Since my apartment studio space is not especially large, I proposed that the Café and I trade pianos on a permanent loan, and, to my delight, Robin Hirsch (the noted actor, author of Last Dance at the Hotel Kempinski, and one of the Café’s owners) agreed. They take good care of mine, I take care of theirs, and it works out well.
Of course, the hidden agenda behind this transaction is that it forces me to not put off any longer my long-desired purchase of a truly first rate grand (no more than five feet seven inches, though!). That won’t happen for at least two years, but I am in the market, and open to suggestions.
I didn’t travel for work in 2009, so my memorable piano moments are all New York-based this time. Two occurred nearly back-to-back. The composer/pianist Frederic Rzewski and I shared a concert on May 19th at the Yamaha Piano Salon, where we played our own solo works and also improvised on two pianos. The improvisations were not planned, preconceived, rehearsed, or even talked about. Yet this YouTube clip shows that there’s something special going on, and that we ought to keep at it.
June 21st marked Mass Appeal, the third annual Make Music New York Festival, featuring more than 800 free outdoor concerts across the five boroughs. Most of the events featured large multiples of the same instrument: massed trombones, hundreds of kazoos, bunches of ukuleles, and the like. Yamaha generously made four pianos available to be placed on Cornelia Street under protective tents (a good idea, because it rained on and off!).
Myself, Sachicko Kato, Jung Lin and Marija Ilic gave what I believe was the New York premier of Dutch composer Simeon Ten Holt’s 1979 minimalist manifesto Canto Ostinato. Although it can be played by any number of keyboardists, the composer prefers it on four pianos. Repeats are left up to the performers, meaning that the piece can last forever. We decided to be practical, and played for two hours. This little YouTube clip aptly sums up the music making and the ambience of that day. And here’s a little clip from the aforementioned Cornelia Street Café summer piano festival, when Jung Lin and I encored Canto Ostinato in a piano duet version. By the way, I’ve lost 20 pounds since all of these videos were made!

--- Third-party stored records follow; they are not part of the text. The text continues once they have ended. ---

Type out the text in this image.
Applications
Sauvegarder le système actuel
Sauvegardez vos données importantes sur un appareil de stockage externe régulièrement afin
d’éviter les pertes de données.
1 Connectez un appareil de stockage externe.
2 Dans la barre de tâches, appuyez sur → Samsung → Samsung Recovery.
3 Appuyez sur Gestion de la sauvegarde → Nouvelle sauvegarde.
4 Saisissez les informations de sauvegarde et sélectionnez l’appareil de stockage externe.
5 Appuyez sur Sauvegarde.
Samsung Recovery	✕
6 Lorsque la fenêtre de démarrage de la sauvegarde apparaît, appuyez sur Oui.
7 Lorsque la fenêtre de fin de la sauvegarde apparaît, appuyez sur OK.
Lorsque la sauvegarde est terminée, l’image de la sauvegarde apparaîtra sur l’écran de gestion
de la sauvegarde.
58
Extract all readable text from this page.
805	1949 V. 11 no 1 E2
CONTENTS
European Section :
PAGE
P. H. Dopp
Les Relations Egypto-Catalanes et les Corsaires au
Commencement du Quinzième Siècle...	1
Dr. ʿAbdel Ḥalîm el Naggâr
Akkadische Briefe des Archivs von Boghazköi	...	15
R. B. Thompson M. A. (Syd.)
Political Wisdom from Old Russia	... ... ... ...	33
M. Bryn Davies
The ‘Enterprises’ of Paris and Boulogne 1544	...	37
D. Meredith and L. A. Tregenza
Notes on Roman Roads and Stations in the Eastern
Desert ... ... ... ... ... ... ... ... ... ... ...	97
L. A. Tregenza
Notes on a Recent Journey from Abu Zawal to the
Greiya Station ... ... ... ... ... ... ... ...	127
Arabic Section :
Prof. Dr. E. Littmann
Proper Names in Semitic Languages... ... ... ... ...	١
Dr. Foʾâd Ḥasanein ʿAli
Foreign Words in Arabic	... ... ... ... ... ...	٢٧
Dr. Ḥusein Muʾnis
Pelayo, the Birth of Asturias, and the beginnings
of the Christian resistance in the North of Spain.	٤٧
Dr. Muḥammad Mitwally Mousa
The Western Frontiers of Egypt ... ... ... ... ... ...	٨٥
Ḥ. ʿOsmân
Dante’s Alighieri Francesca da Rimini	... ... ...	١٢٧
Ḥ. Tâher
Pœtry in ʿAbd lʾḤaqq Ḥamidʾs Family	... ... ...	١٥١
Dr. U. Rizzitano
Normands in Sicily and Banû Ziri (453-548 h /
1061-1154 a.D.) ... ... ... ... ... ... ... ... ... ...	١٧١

Another memorable event marked the return of pianist Zaidee Parkinson to the concert stage, after a long absence. Some collectors may know of her energetic, virile Mozart collaborations with Earl Wild (Ivory Classics), or her singularly spacious Debussy Preludes Book One (Connoisseur Society). Her May 11th Weill Hall concert involved four world premieres of song cycles by myself, Kenji Bunch, Cornelius Duffalo and Ned Rorem. She returns to Weill on June 1st 2010 for a concert featuring Schumann solo works and song cycles.
So far as piano CD releases, the 2009 Gramophone Award winners and runners up pretty much reflect my sentiments, especially Jean-Efflam Bavouzet’s extraordinary Debussy Etudes. However, I want to add Jenny Lin’s compelling, conscientious, and absolutely effortless way with Shostakovich’s 24 Preludes and Fugues (Hänssler Classics), plus Herbert Schuch’s brilliant collection Nachtstücke, featuring music by Schumann, Holliger, Scriabin, Ravel and Mozart (Oehms Classics).
In the meantime, my wife Célia and I are taking a long-anticipated trip to our beloved Brazil over Christmas and New Years, to recharge our batteries and ring in 2010 with joy, energy and a world of new possibilities ahead as we anticipate our 30th anniversary later in the year.